Monday morning, I got to school late because I took the bus (Meghan hadn’t shown up since the Spring Fling party) and found a Xerox in my mail cubby. It was a grayed-out copy of the pretty, cream-colored stationery my grandmother bought me, with Ruby Denise Oliver across the top. The paper had been crumpled and then pressed flat again on the glass of a photocopier.
It was my first draft of the boyfriend list for Doctor Z, out of order, with arrows drawn all over, names crossed out, names squeezed in, some silly doodles.
I looked at the wall of mail cubbies. The same Xerox was still sticking out of about ten mailboxes in the sophomore section, and a few more in the junior and senior sections—but it was clear that most people had already picked up their mail. I grabbed the few that were left and stuffed them in my backpack. And then yet again, my heart started hammering and I felt like I couldn’t breathe. Was I going to die of a heart attack out of sheer humiliation? I stumbled over to the girls’ bathroom and sat down on the floor, wheezing and staring at the list. Horror.
Who had done this? Why?
Finn. Hutch. Gideon. Chase. Shiv. Jackson. Noel. Cabbie. All of them were Tate boys, though Chase and Gideon were long gone. Then Adam. Ben. Tommy. Sky. Michael. Angelo. Billy. No one would know who they were.
Except there was an Adam Bishop who took Painting Elective. And Ben Ambromowitz was a sophomore I knew from swimming. And Tommy Parrish had gone out with Cricket in ninth grade. Sky Whipple (the Whipper) was captain of the crew team. Michael Sherwood was in my Geometry class. Chase Hilgendorf was a cute freshman lots of girls had their eyes on. And Billy Alexander was a senior friend of Bick’s—or there was Billy Krespin, my Bio/Sex Ed lab partner.
Except for Angelo and Gideon, every single one of these names looked like the name of a boy who currently went to Tate.
What would people think?
That it was a list of boys I planned to sink my slutty claws into.

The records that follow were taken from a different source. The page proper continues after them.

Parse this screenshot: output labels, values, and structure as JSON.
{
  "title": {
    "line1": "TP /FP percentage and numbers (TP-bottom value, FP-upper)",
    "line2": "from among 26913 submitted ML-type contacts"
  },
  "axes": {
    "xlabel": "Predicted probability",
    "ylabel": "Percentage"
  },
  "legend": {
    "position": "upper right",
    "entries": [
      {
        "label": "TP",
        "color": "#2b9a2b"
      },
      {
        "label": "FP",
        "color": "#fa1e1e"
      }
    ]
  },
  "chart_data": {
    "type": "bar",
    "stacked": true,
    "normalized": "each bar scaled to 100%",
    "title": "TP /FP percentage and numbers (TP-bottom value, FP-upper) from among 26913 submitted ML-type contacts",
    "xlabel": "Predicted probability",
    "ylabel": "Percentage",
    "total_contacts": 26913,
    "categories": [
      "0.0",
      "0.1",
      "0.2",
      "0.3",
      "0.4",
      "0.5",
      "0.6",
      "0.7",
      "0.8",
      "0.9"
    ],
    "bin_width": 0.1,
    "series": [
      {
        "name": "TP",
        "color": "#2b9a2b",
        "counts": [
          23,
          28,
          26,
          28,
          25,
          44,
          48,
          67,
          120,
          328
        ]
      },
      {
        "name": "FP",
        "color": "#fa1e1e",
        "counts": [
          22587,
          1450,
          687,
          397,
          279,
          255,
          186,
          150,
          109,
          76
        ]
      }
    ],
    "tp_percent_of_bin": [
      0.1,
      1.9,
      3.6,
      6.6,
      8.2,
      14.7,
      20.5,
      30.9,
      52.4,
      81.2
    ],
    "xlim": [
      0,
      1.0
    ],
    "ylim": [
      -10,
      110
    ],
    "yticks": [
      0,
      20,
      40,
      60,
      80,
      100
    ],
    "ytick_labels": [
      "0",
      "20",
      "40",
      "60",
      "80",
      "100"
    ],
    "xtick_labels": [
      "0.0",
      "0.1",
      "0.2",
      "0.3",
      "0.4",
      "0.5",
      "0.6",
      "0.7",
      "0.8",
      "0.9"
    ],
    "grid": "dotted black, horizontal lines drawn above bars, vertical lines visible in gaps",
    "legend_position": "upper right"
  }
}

That it was a list of boys I already had sunk my slutty claws into.
That by putting the boys in order, I was somehow rating them. How good-looking they were; how good they were at kissing; how good they were in bed.
Whatever the interpretation, the list made it seem like I was basically a man-eater, chewing my way through Tate’s hunky population without so much as a batted eye for the poor, vulnerable girlfriends whose hearts were breaking right and left.
Anyone could have pulled the list out of the trash on Friday, but Kim was the only person who would have Xeroxed it.
I skipped first period and pretty much hid in the bathroom. Then I forced myself to go to class—Drama Elective. I could see the Xerox sticking out of some people’s binders as we stumbled through a reading of Ibsen’s A Doll’s House, sitting in a circle and changing parts whenever the drama teacher noticed people getting too restless. Later, in the hallways, I could hear whispers as I went by.